Note especially the wording in the latter link: " The following adapters 
from the megaraid_sas driver have been removed: ... SAS0079GEN2, PCI ID 
0x1000:0x0079 ...."  The problem is NOT that megaraid_sas has been 
removed (it hasn't, see below); the problem is that PCI ID 0x1000:0x0079 
has been removed from the in-kernel megaraid_sas driver.  Yes, the 
released kernel HAS a megaraid_sas.ko.xz module, but the PCI ID of the 
controller in the R710 is removed by Red Hat's patches from the released 
module. (This is not the only hardware for which this situation is true; 
it honestly looks like Red Hat asked Dell what Dell wanted supported and 
Dell cut off anything that Dell considers to be "too old.") Here's what 
the modules tree looks like, along with a listing of the contents of the 
ELrepo kmod-megaraid_sas package:

[root at grymonia modules]# find /usr/lib/modules -name megaraid_sas* -print
/usr/lib/modules/4.18.0-193.el8.x86_64/extra/megaraid_sas
/usr/lib/modules/4.18.0-193.el8.x86_64/extra/megaraid_sas/megaraid_sas.ko
/usr/lib/modules/4.18.0-193.14.2.el8_2.x86_64/kernel/drivers/scsi/megaraid/megaraid_sas.ko.xz
/usr/lib/modules/4.18.0-193.14.2.el8_2.x86_64/weak-updates/megaraid_sas
/usr/lib/modules/4.18.0-193.14.2.el8_2.x86_64/weak-updates/megaraid_sas/megaraid_sas.ko
/usr/lib/modules/4.18.0-193.19.1.el8_2.x86_64/kernel/drivers/scsi/megaraid/megaraid_sas.ko.xz
/usr/lib/modules/4.18.0-193.19.1.el8_2.x86_64/weak-updates/megaraid_sas
/usr/lib/modules/4.18.0-193.19.1.el8_2.x86_64/weak-updates/megaraid_sas/megaraid_sas.ko
/usr/lib/modules/4.18.0-193.28.1.el8_2.x86_64/kernel/drivers/scsi/megaraid/megaraid_sas.ko.xz
/usr/lib/modules/4.18.0-193.28.1.el8_2.x86_64/weak-updates/megaraid_sas
/usr/lib/modules/4.18.0-193.28.1.el8_2.x86_64/weak-updates/megaraid_sas/megaraid_sas.ko
[root at grymonia modules]# rpm -ql kmod-megaraid_sas
/etc/depmod.d/kmod-megaraid_sas.conf
/lib/modules/4.18.0-193.el8.x86_64
/lib/modules/4.18.0-193.el8.x86_64/extra
/lib/modules/4.18.0-193.el8.x86_64/extra/megaraid_sas
/lib/modules/4.18.0-193.el8.x86_64/extra/megaraid_sas/megaraid_sas.ko
/usr/share/doc/kmod-megaraid_sas-07.710.50.00
/usr/share/doc/kmod-megaraid_sas-07.710.50.00/GPL-v2.0.txt
/usr/share/doc/kmod-megaraid_sas-07.710.50.00/greylist.txt
[root at grymonia modules]#

It's _not_ a 3rd party driver if the driver is in the released 
kernel.... this is the point that seems to continue to be glossed over, 
that some of these point-release-dependent drivers are restoring 
functionality to already in-kernel modules where that functionality has 
been intentionally removed by Red Hat because Red Hat won't support that 
hardware.  If Red Hat is patching out those PCI IDs for RHEL, it's 
highly likely, in my opinion, that Red Hat isn't going to not patch them 
out in the Stream kernels (yes, I know, double negative, but all Red Hat 
has to do is not patch out the support for that PCI ID to restore support).

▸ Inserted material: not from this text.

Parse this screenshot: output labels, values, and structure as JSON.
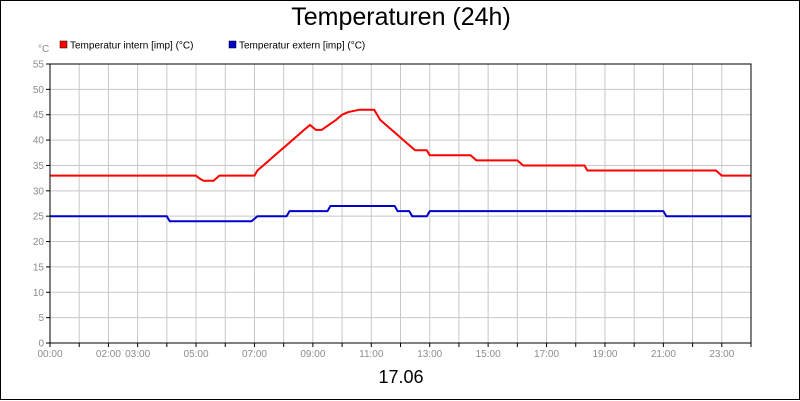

> Makes you wonder why someone gave them away?

I actually don't wonder, as it's really simple and I know exactly why 
they donated them to us: they upgraded (the R710 is a few years old 
now), we needed them (they're newer by five years and much better than 
what we were already using), they got a tax credit, and we got effective 
public-support revenue for our 990 (and it delays these R710s from 
becoming e-waste).  It's a win-win; they're still good servers with 
excellent performance for our workloads here, and I tend to ask for 
spares of everything that's donated so I can keep it running.  It is far 
less expensive to deal with these issues than to buy new servers.
--
They say hindsight is 20/20;
Now, can 2020 just be hindsight already?